On Sunday, 9 March 2014 at 21:38:06 UTC, Nick Sabalausky wrote:
On 3/9/2014 7:47 AM, w0rp wrote:
My knowledge of Unicode pretty much just comes from having
to deal with foreign language customers and discovering the
problems
with the code unit abstraction most languages seem to use.
(Java and
Python suffer from similar issues, but they don't really have
algorithms
in the way that we do.)
Python 2 or 3 (out of curiosity)? If you're including Python3,
then that somewhat surprises me as I thought greatly improved
Unicode was one of the biggest reasons for the jump from 2 to
3. (Although it isn't *completely* surprising since, as we all
know far too well here, fully correct Unicode is *not* easy.)

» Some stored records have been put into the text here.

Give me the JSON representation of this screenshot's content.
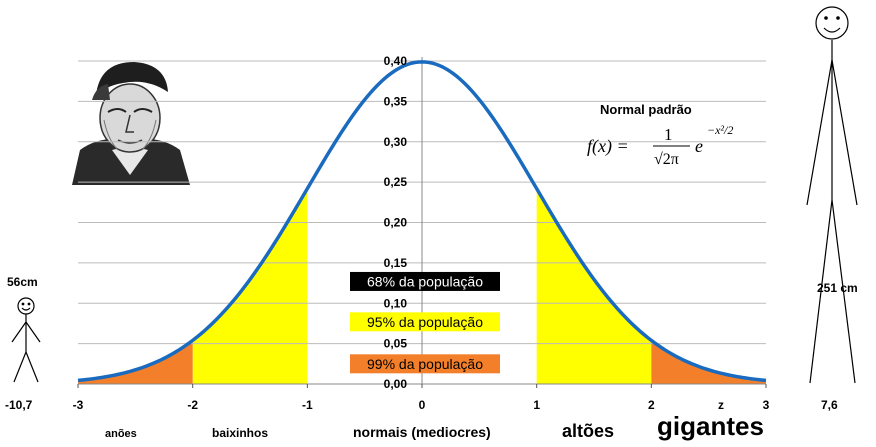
{
  "chart_data": {
    "type": "area",
    "title": "Normal padrão",
    "formula": "f(x) = 1/√(2π) · e^(−x²/2)",
    "formula_parts": {
      "lhs": "f(x) =",
      "numerator": "1",
      "denominator": "√2π",
      "base": "e",
      "exponent": "−x²/2"
    },
    "xlim": [
      -3,
      3
    ],
    "ylim": [
      0,
      0.4
    ],
    "x_ticks": [
      "-3",
      "-2",
      "-1",
      "0",
      "1",
      "2",
      "3"
    ],
    "y_ticks": [
      "0,00",
      "0,05",
      "0,10",
      "0,15",
      "0,20",
      "0,25",
      "0,30",
      "0,35",
      "0,40"
    ],
    "grid": true,
    "series": [
      {
        "function": "standard normal pdf",
        "color": "#1a6bbf"
      }
    ],
    "bands": [
      {
        "from": -1,
        "to": 1,
        "color": "#ffffff",
        "label": "68% da população",
        "label_bg": "#000000",
        "label_fg": "#ffffff"
      },
      {
        "from": -2,
        "to": -1,
        "color": "#ffff00",
        "label": "95% da população",
        "label_bg": "#ffff00",
        "label_fg": "#000000"
      },
      {
        "from": 1,
        "to": 2,
        "color": "#ffff00"
      },
      {
        "from": -3,
        "to": -2,
        "color": "#f47f2a",
        "label": "99% da população",
        "label_bg": "#f47f2a",
        "label_fg": "#000000"
      },
      {
        "from": 2,
        "to": 3,
        "color": "#f47f2a"
      }
    ],
    "axis_letter": "z",
    "category_labels": [
      "anões",
      "baixinhos",
      "normais (mediocres)",
      "altões",
      "gigantes"
    ],
    "extremes": {
      "left": {
        "height": "56cm",
        "z": "-10,7"
      },
      "right": {
        "height": "251 cm",
        "z": "7,6"
      }
    }
  },
  "colors": {
    "curve": "#1a6bbf",
    "title": "#1a6bbf",
    "grid": "#bbbbbb",
    "yellow": "#ffff00",
    "orange": "#f47f2a"
  },
  "portrait": {
    "icon": "engraved-portrait-icon"
  }
}
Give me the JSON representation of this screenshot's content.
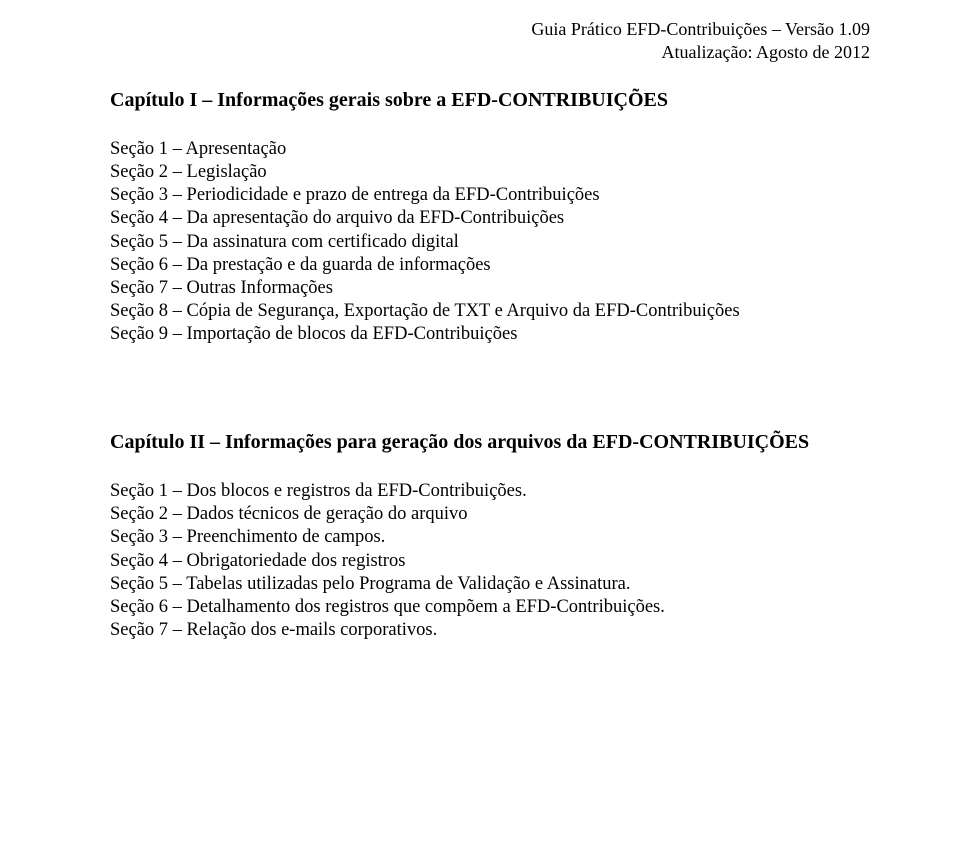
{
  "header": {
    "line1": "Guia Prático EFD-Contribuições – Versão 1.09",
    "line2": "Atualização: Agosto de 2012"
  },
  "chapter1": {
    "title": "Capítulo I – Informações gerais sobre a EFD-CONTRIBUIÇÕES",
    "sections": [
      "Seção 1 – Apresentação",
      "Seção 2 – Legislação",
      "Seção 3 – Periodicidade e prazo de entrega da EFD-Contribuições",
      "Seção 4 – Da apresentação do arquivo da EFD-Contribuições",
      "Seção 5 – Da assinatura com certificado digital",
      "Seção 6 – Da prestação e da guarda de informações",
      "Seção 7 – Outras Informações",
      "Seção 8 – Cópia de Segurança, Exportação de TXT e Arquivo da EFD-Contribuições",
      "Seção 9 – Importação de blocos da EFD-Contribuições"
    ]
  },
  "chapter2": {
    "title": "Capítulo II – Informações para geração dos arquivos da EFD-CONTRIBUIÇÕES",
    "sections": [
      "Seção 1 – Dos blocos e registros da EFD-Contribuições.",
      "Seção 2 – Dados técnicos de geração do arquivo",
      "Seção 3 – Preenchimento de campos.",
      "Seção 4 – Obrigatoriedade dos registros",
      "Seção 5 – Tabelas utilizadas pelo Programa de Validação e Assinatura.",
      "Seção 6 – Detalhamento dos registros que compõem a EFD-Contribuições.",
      "Seção 7 – Relação dos e-mails corporativos."
    ]
  }
}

Late reply here. Python 3 is a lot better in terms of Unicode
support than 2. The situation in Python 2 was this.
1. The default string type is 'str', an immutable array of bytes.
2. 'str' could be one of many encodings, including UTF-16, etc.
3. There is an extra 'unicode' type for when you want a Unicode
string.
4. Python implicltly converts between the two, often in wrong
ways, often causing exceptions to appear where you didn't expect
them to.
In 3, this changed to...
1. The default string type is still named 'str', only now it's
like the 'unicode' of olde.
2. 'bytes' is a new immutable array of bytes type like the Python
2 'str'.
3. Conversion between 'str' and 'bytes' is always explicit.
However, Python 3 works on a code point level, probably some code
unit level in fact, and you don't see very many algorithms which
take, say, combining characters into account. So Python suffers
from similar issues.